The allure of a diamond makes it the most highly revered among gemstones. It has many qualities that make it so desirable and beloved, not the least of which is its rarity.
Diamonds are the hardest, the most brilliant and the most imperishable of all precious stones. The word “diamond” comes from the Greek word “adamas,” meaning unconquerable.
Their clarity, brilliance and fire are rivaled by no other gem, yet they are made from carbon, one of the most remarkable chemicals in the periodic table. It is the blackness in a lump of charcoal and is also the chemical element responsible for life itself.
Diamond is carbon in its most concentrated form and, except for trace impurities like boron and nitrogen, which give it tints of pink and yellow, its purest form as well.
Diamonds have been a source of fascination for centuries. From myths about valleys of diamonds protected by snakes, to the production of millions of carats in rough diamonds each year, the history of diamonds dating back some 3,000 years to India is one of mystical power, beauty and commercial resourcefulness.
Only a few diamond deposits were known until the 20th century, when scientific understanding and technology extended diamond exploration and mining around the globe.
Today diamonds are mined in about 25 countries, on every continent but Europe and Antarctica. Surprisingly, more than one-third of the world’s diamonds come from Australia.

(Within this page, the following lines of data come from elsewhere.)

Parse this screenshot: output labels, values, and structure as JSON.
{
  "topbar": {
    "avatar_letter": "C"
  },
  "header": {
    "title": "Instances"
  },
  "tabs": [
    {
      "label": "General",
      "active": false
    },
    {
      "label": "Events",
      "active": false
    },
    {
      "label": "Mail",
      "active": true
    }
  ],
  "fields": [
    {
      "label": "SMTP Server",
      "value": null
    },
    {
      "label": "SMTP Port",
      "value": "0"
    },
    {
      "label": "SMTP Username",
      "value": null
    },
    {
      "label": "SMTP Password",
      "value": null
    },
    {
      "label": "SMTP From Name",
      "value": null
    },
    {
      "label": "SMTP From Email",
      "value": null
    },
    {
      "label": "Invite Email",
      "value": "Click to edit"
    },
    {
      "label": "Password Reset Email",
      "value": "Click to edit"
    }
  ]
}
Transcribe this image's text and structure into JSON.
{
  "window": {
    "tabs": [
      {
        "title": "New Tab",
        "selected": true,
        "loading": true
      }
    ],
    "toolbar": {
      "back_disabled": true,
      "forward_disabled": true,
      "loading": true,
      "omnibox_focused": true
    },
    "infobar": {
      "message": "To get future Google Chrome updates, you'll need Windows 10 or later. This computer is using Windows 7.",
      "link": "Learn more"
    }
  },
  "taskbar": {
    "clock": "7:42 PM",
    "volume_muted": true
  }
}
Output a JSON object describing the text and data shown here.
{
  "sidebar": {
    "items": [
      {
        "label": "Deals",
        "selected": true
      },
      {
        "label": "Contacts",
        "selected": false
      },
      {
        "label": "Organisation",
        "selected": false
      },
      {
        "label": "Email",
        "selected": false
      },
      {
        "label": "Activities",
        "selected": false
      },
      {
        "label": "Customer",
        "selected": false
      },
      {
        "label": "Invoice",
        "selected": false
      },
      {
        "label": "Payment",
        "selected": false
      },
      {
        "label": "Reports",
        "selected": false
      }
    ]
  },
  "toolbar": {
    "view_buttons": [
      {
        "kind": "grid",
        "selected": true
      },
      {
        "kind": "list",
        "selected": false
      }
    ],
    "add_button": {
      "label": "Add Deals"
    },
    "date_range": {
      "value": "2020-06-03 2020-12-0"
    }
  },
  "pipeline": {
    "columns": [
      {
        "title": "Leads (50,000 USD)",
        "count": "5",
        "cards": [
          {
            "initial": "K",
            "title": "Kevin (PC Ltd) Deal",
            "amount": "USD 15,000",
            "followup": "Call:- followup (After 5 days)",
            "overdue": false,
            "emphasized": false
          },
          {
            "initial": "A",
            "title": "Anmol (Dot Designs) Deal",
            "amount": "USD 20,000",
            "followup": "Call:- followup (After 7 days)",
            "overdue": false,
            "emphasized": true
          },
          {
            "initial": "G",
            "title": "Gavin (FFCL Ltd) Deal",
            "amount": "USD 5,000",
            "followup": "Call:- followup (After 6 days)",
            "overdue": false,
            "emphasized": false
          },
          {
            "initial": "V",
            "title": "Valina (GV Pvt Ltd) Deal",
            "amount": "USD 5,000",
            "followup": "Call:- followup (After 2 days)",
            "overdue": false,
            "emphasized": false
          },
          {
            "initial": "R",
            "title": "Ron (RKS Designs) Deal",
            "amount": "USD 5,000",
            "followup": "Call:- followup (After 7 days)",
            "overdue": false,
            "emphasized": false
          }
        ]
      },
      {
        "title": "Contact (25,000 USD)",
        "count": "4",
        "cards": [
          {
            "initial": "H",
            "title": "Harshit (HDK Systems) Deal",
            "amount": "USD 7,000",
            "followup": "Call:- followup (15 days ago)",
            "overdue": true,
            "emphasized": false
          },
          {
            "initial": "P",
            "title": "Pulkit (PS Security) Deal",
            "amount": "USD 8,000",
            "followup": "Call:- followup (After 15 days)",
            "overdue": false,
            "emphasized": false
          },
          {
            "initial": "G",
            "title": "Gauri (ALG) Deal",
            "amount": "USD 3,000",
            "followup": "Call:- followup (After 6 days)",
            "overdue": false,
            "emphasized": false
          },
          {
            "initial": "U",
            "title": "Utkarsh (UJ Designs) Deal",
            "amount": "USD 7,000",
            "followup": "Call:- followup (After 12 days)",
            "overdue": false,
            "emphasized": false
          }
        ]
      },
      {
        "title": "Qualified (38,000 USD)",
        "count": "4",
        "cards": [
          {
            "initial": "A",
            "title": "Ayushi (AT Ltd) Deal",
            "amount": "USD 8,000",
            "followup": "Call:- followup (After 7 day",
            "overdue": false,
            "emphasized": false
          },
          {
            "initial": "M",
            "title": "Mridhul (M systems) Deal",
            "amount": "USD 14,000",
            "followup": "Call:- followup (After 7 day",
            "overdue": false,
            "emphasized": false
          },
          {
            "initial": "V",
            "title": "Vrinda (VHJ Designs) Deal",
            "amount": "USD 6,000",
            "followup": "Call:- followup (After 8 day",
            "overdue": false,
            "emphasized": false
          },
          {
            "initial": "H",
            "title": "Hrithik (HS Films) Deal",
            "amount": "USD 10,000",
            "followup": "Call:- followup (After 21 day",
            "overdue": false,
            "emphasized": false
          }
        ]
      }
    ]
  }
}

Diamonds are formed deep within the earth, in the mantle between 60 and 120 miles below the surface where temperatures are 1,700 to 2,400 degrees Fahrenheit and the pressure is 45,000 to 60,000 atmospheres.
The youngest known diamonds were formed 1 billion years old, and many are more than 3 billion years old.
VOLCANIC eruptions carry diamonds to the surface via a magma conduit known as a kimberlite pipe. Most diamonds occur at the surface in an ordinary-looking volcanic rock known as kimberlite.
The kimberlite magmas that carry diamonds to the surface are much younger than the diamonds they carry. The preexisting diamonds simply ride the kimberlite magma like an elevator.
Diamond is the hardest known mineral, and graphite is one of the softest. The reason for this is that carbon atoms in diamond are linked together in a 3D network, while in graphite the atoms form sheets that are held together loosely, allowing the sheets to slide past each other easily.
Diamonds are rare even in kimberlite, occurring at an average rate of 1 gram of diamond per 200,000 grams of kimberlite.
Only 20% or fewer are of gem quality. The rest fall into two other categories known as near-gem quality and industrial-quality diamonds.
Near-gem quality diamonds represent those stones of a quality between gem and industrial, that in fact can be used as either depending on the individual stone.
THE DISTINCTIVE fire
and brilliance that give diamonds their extraordinary appeal are due to the strong chemical bonds between carbon atoms.
Carbon atoms have four bonding sites and have an uncanny facility to form bonds with other carbon atoms by sharing electrons at those bonding sites.
This forms the most
perfect of covalent bonds, wherein the electrons are shared equally. In most covalently bonded molecules, such as water, the probability of finding an electron is greater near the oxygen atom than either of the two hydrogen atoms. In a covalent carbon-carbon bond, electrons are equally distributed among the bonded
atoms.
In the perfect covalent bonds of the diamond lattice, the carbon atoms form a 3D interlocking lattice of tetrahedral diamond structures.
These bonds are likewise responsible for the primary optical properties that give diamonds their distinctive fire and brilliance.